One of the biggest problems facing the West is homegrown terrorism from young Muslims whose sophomoric understanding of religion makes them see violence and terrorism as justified. What is your take on this and clerics like Abu Qatada who have been accused of radicalising  young Muslims ? 

My stand towards the West is that the West as a civilisation and as a community has its belief systems and its own practices some of which are contradictory to Islamic teachings. We as Muslims should be conscious of where to draw the line when we are taking things from the West. Where the West tries to force its values on us, like the issue of homosexuality which was being forced on the country and the ruler had to take a stance. This is what Muslims have to be able to do. We have to draw some lines.When it comes to technology, we can benefit from them. There was a time when they benefited from us. We were the leaders of technology in the days of Spain, and  Baghdad, Damascus… These were the times when people from Europe came and studied at the feet of Muslim scientists and scholars.

That issue is an issue based on ignorance. People go into it because they don’t know what the teachings of Islam are, that’s why I stressed this when I was in Nigeria just a month ago. I spent three weeks there. This was part of the message which I gave very strongly to deal with the Boko Haram that you have to educate the masses. People have to be educated to know what Islam really is to be able to distinguish the true teaching from the false teachings. So where there is a vacuum; where there is ignorance, then these extremist ideas will be born and grown. That is why even the attempts by some countries to ban me is not in their favour. It is against what they are really seeking because I am teaching true Islam which is a moderate path, not going to one extreme or the other. My teachings deradicalise. So when you block me from reaching the youths, then you leave that vacuum for the extremists to reach them and that’s exactly what is happening.  

 

Your native Jamaica struggles with the double whammy of gangsterism and high crime rates. How do you feel about this?

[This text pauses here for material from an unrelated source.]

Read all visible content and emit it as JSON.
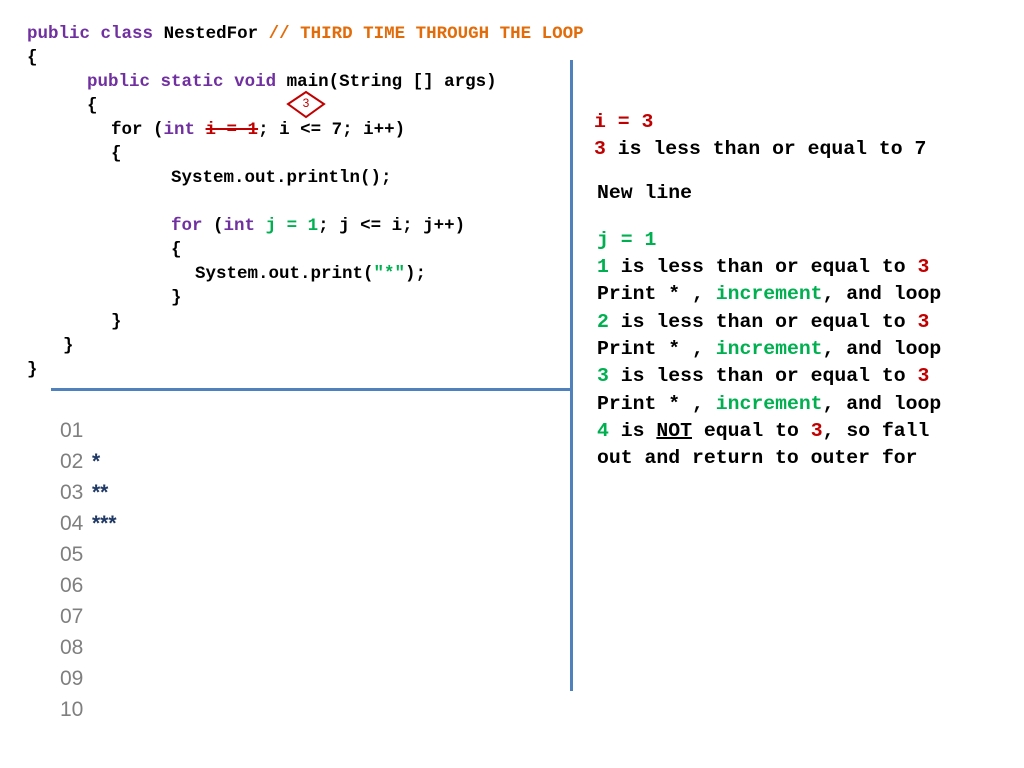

In my view, the only saviour for Jamaica is Islam because technologically Jamaica is a hundred light years ahead of The Gambia. You go to Kingston, it is developed. You don’t have dirt roads in the main city.  But securitywise it is at the bottom of the barrel because years of secularism where moral values have been removed from education and political parties playing with the ignorant masses, the gangs turned the country into a war zone in spite of its technological development. So it is telling us that technology is really not the answer.  There has to be core values which will shape and guide and govern the society for it to succeed.

 

It has been a very interesting conversation. Any final words?

My final words would be an advice to Gambians to take the opportunities for education that are available in the country; develop those opportunities, develop other alternatives for bringing  (importing), as I said foreign teachers. We need homegrown teachers who are aware of the Gambian culture ,who can protect the youths from cultural imperialism or cultural destruction. We need that. So we need to work in those directions. And know Islam. If you know Islam then these things will become clear.